Upon entering the Temple of Hecate, I was greeted be a representation of the goddess herself, this massive snake skin warned of the darker possibilities that may await those who not tread lightly on sacred ground. Throughout my visit, a found no less than four snake skins laying between the blocks of the temple, the one below being the largest of them.
The fluted columns of the temple have been numbered, and hopefully in the future they will be re-erected back within the colonnade of the temple.
Pictured above, the west pediment is in a fine state of preservation, along with many of the temple members, such as the door jam/frame pictured further down.
The Stoas with their grand stepped colonnades in the Doric order surround the temple precinct in an area of 135-150 meters. At the south end a flight of 11 steps climb to an upper level.

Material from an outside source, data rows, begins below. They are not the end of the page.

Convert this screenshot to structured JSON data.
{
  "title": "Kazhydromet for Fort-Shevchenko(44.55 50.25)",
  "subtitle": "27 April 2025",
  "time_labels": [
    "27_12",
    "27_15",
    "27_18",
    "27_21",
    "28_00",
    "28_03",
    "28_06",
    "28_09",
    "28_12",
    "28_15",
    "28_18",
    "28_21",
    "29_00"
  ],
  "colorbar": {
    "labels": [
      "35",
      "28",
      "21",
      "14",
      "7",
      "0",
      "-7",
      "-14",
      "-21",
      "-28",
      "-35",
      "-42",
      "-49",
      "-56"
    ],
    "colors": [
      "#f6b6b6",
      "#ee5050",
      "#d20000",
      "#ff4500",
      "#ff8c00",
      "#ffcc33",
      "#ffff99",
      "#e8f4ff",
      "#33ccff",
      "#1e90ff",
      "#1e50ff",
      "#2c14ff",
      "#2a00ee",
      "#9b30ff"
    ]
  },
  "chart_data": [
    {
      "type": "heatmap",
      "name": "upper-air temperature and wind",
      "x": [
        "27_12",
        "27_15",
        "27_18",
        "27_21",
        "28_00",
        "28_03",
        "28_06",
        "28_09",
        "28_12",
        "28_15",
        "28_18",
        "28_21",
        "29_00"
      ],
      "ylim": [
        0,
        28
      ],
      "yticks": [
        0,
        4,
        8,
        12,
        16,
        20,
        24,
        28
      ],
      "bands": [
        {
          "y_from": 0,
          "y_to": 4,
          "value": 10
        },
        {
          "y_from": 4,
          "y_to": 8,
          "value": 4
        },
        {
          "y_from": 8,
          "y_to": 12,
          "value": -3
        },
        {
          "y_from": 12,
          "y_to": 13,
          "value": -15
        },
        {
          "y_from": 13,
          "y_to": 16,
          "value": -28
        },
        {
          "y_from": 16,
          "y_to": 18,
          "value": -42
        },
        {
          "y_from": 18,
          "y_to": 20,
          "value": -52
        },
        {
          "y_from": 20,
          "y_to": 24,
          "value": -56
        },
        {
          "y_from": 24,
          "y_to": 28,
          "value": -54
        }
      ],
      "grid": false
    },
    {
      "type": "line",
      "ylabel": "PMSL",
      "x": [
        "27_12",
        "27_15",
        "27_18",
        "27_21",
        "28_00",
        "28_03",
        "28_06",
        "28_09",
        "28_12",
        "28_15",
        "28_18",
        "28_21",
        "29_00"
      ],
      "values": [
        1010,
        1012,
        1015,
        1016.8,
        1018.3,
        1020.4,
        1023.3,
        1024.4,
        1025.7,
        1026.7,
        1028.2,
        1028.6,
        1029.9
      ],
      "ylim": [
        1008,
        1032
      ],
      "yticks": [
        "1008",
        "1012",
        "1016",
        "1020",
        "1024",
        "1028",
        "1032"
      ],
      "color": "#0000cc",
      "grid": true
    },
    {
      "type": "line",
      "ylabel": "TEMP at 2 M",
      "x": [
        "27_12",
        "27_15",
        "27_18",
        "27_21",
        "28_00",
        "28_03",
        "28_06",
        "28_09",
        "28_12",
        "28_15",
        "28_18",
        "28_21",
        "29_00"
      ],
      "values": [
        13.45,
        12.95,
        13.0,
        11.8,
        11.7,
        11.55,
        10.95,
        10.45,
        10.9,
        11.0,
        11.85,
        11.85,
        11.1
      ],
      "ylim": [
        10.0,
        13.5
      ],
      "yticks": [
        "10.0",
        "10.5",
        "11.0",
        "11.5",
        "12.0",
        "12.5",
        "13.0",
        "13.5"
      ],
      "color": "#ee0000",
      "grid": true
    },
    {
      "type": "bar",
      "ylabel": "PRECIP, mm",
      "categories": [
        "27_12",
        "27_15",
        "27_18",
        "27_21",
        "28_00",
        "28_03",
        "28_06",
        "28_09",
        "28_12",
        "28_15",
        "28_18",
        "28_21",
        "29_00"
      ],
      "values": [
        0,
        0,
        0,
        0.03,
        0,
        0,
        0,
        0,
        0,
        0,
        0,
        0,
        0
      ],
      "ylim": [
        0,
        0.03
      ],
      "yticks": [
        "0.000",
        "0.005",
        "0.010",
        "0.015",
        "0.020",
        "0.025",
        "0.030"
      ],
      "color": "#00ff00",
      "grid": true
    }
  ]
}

Monuments, dedications and exedras can be found throughout the grounds, such as the lion clawed platform below, which features an inscription that is incomplete due to the repurposing of the two end blocks that once completed monument.
Perhaps pried from its hold, a bronze dedication plaque, shield or garland might have adorned this monument, which is now left with a gaping wound in its belly.
The grand scale of the stoas at Lagina are very impressive, and remind me of the stoas in the agora under the Acropolis at Athens.